Making Even A Micro Of Difference
The MariSol Federal Credit Union, located in the heart of downtown Phoenix, has been providing micro loans to small businesses and introducing new personal loan programs through Adelante Phoenix! investments.
Their small business loans may be minimal in dollar amount, but not in impact. Since the program started, they have paid out over $280,000 in microbusiness loans, averaging about $10,000 per loan. Were it not for their first loan, many of the recipients would not have been able to grow their business and create new jobs. One such loan financed a new wrap for Chef Brown’s food truck. Another MariSol loan allowed a woman to purchase a van so she could expand her cleaning business; still another supported Jason Wasser of XO Confections, who creates distinctive chocolates using unusual ingredients like balsamic vinegar, bourbon and pistachios. These programs build on JPMorgan Chase’s Small Business Forward strategy of increasing minority-owned business’ access to capital, helping to lay the foundation for more widespread prosperity.
All totaled, Adelante Phoenix! has issued $816,000 in small business loans and $8.2 million in personal loans, including first time homebuyer, signature immigration and used vehicle loans, as well as payday alternatives and student financing. “We make loans to people of modest means,” says Marisol CEO Robin Romano. “We try not to define anyone by their credit score.”
RDF partnered with MariSol, and other local financial partners, because Tom Espinoza and his team knew providing small business loans and financial assistance for families would be crucial in revitalizing Maricopa County’s poorer communities.
“It’s been wonderful working with Robin,” says Mark van Brunt, COO of RDF. “We meet quarterly to see what we can do to meet the needs of the community, from getting mortgages within a state where that had been largely impossible, as you need two forms of citizenship verification, to scholarships and loans to Dreamer students through the credit union. We’ve been able to go across the spectrum of economic development activity and have really reached the populations we want to serve.”

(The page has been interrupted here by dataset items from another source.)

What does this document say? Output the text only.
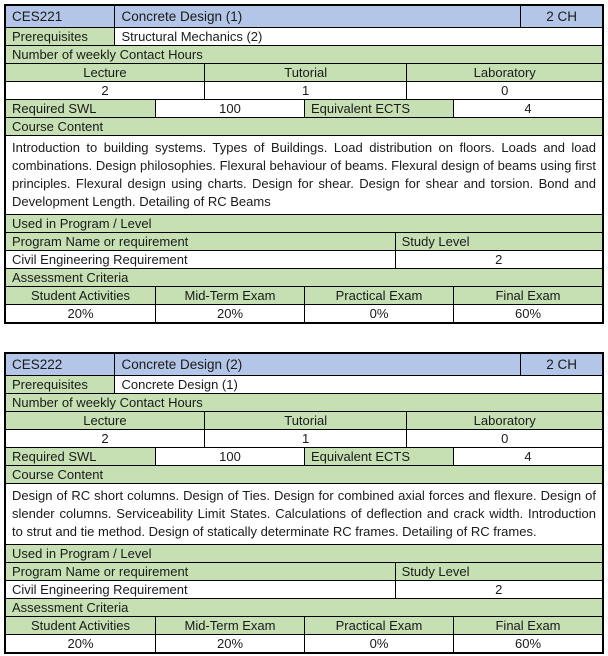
CES221	Concrete Design (1)	2 CH
Prerequisites	Structural Mechanics (2)
Number of weekly Contact Hours
Lecture	Tutorial	Laboratory
2	1	0
Required SWL	100	Equivalent ECTS	4
Course Content
Introduction to building systems. Types of Buildings. Load distribution on floors. Loads and load combinations. Design philosophies. Flexural behaviour of beams. Flexural design of beams using first principles. Flexural design using charts. Design for shear. Design for shear and torsion. Bond and Development Length. Detailing of RC Beams
Used in Program / Level
Program Name or requirement	Study Level
Civil Engineering Requirement	2
Assessment Criteria
Student Activities	Mid-Term Exam	Practical Exam	Final Exam
20%	20%	0%	60%
CES222	Concrete Design (2)	2 CH
Prerequisites	Concrete Design (1)
Number of weekly Contact Hours
Lecture	Tutorial	Laboratory
2	1	0
Required SWL	100	Equivalent ECTS	4
Course Content
Design of RC short columns. Design of Ties. Design for combined axial forces and flexure. Design of slender columns. Serviceability Limit States. Calculations of deflection and crack width. Introduction to strut and tie method. Design of statically determinate RC frames. Detailing of RC frames.
Used in Program / Level
Program Name or requirement	Study Level
Civil Engineering Requirement	2
Assessment Criteria
Student Activities	Mid-Term Exam	Practical Exam	Final Exam
20%	20%	0%	60%
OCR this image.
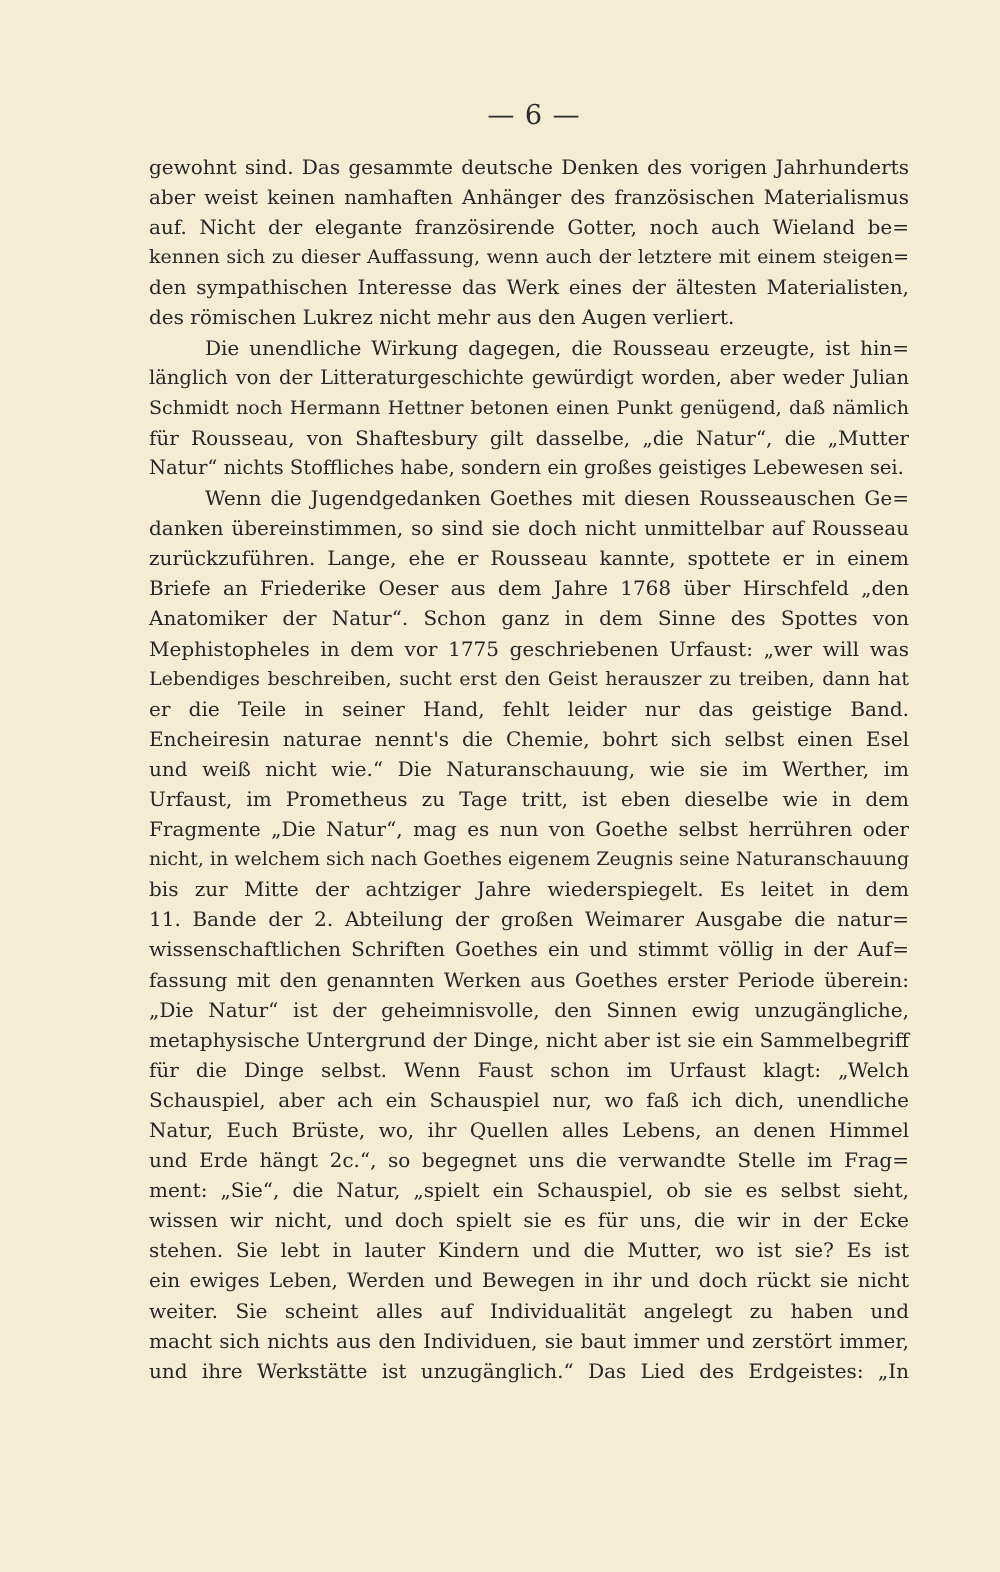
— 6 —
gewohnt sind. Das gesammte deutsche Denken des vorigen Jahrhunderts
aber weist keinen namhaften Anhänger des französischen Materialismus
auf. Nicht der elegante französirende Gotter, noch auch Wieland be=
kennen sich zu dieser Auffassung, wenn auch der letztere mit einem steigen=
den sympathischen Interesse das Werk eines der ältesten Materialisten,
des römischen Lukrez nicht mehr aus den Augen verliert.
Die unendliche Wirkung dagegen, die Rousseau erzeugte, ist hin=
länglich von der Litteraturgeschichte gewürdigt worden, aber weder Julian
Schmidt noch Hermann Hettner betonen einen Punkt genügend, daß nämlich
für Rousseau, von Shaftesbury gilt dasselbe, „die Natur“, die „Mutter
Natur“ nichts Stoffliches habe, sondern ein großes geistiges Lebewesen sei.
Wenn die Jugendgedanken Goethes mit diesen Rousseauschen Ge=
danken übereinstimmen, so sind sie doch nicht unmittelbar auf Rousseau
zurückzuführen. Lange, ehe er Rousseau kannte, spottete er in einem
Briefe an Friederike Oeser aus dem Jahre 1768 über Hirschfeld „den
Anatomiker der Natur“. Schon ganz in dem Sinne des Spottes von
Mephistopheles in dem vor 1775 geschriebenen Urfaust: „wer will was
Lebendiges beschreiben, sucht erst den Geist herauszer zu treiben, dann hat
er die Teile in seiner Hand, fehlt leider nur das geistige Band.
Encheiresin naturae nennt's die Chemie, bohrt sich selbst einen Esel
und weiß nicht wie.“ Die Naturanschauung, wie sie im Werther, im
Urfaust, im Prometheus zu Tage tritt, ist eben dieselbe wie in dem
Fragmente „Die Natur“, mag es nun von Goethe selbst herrühren oder
nicht, in welchem sich nach Goethes eigenem Zeugnis seine Naturanschauung
bis zur Mitte der achtziger Jahre wiederspiegelt. Es leitet in dem
11. Bande der 2. Abteilung der großen Weimarer Ausgabe die natur=
wissenschaftlichen Schriften Goethes ein und stimmt völlig in der Auf=
fassung mit den genannten Werken aus Goethes erster Periode überein:
„Die Natur“ ist der geheimnisvolle, den Sinnen ewig unzugängliche,
metaphysische Untergrund der Dinge, nicht aber ist sie ein Sammelbegriff
für die Dinge selbst. Wenn Faust schon im Urfaust klagt: „Welch
Schauspiel, aber ach ein Schauspiel nur, wo faß ich dich, unendliche
Natur, Euch Brüste, wo, ihr Quellen alles Lebens, an denen Himmel
und Erde hängt 2c.“, so begegnet uns die verwandte Stelle im Frag=
ment: „Sie“, die Natur, „spielt ein Schauspiel, ob sie es selbst sieht,
wissen wir nicht, und doch spielt sie es für uns, die wir in der Ecke
stehen. Sie lebt in lauter Kindern und die Mutter, wo ist sie? Es ist
ein ewiges Leben, Werden und Bewegen in ihr und doch rückt sie nicht
weiter. Sie scheint alles auf Individualität angelegt zu haben und
macht sich nichts aus den Individuen, sie baut immer und zerstört immer,
und ihre Werkstätte ist unzugänglich.“ Das Lied des Erdgeistes: „In
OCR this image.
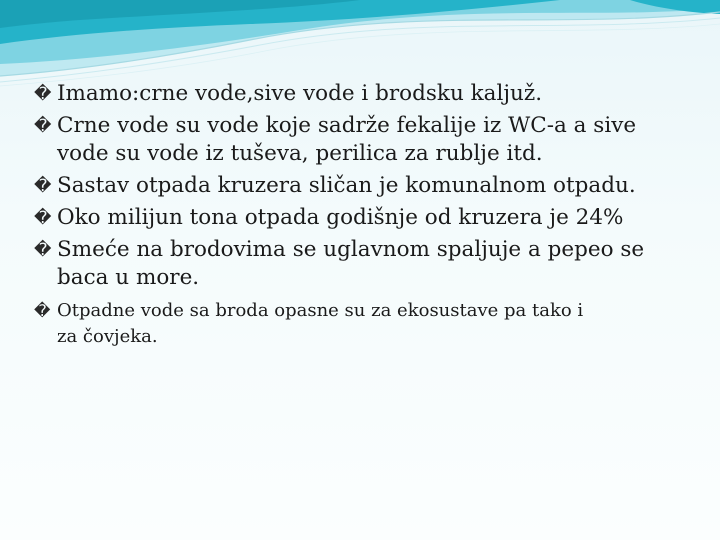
� Imamo:crne vode,sive vode i brodsku kaljuž.
� Crne vode su vode koje sadrže fekalije iz WC-a a sive
vode su vode iz tuševa, perilica za rublje itd.
� Sastav otpada kruzera sličan je komunalnom otpadu.
� Oko milijun tona otpada godišnje od kruzera je 24%
� Smeće na brodovima se uglavnom spaljuje a pepeo se
baca u more.
� Otpadne vode sa broda opasne su za ekosustave pa tako i
za čovjeka.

Communities are complex organisms and it’s hard to put a finger on what precisely determines their success. Capital matters, of course, but capital alone does not a community make. Investments like these bring hope to communities, explains Espinoza, “Had we not had the capital and insight from JPMorgan Chase, some of these deals might not have occurred. It activated more investment and it really inspired people in poor communities to believe there was hope.”
Espinoza might be a few years from opening the “Plaza,” but in the meantime, Chef Michael Brown will be downtown every Friday serving his bites of Cajun-Tex-Mex fusion.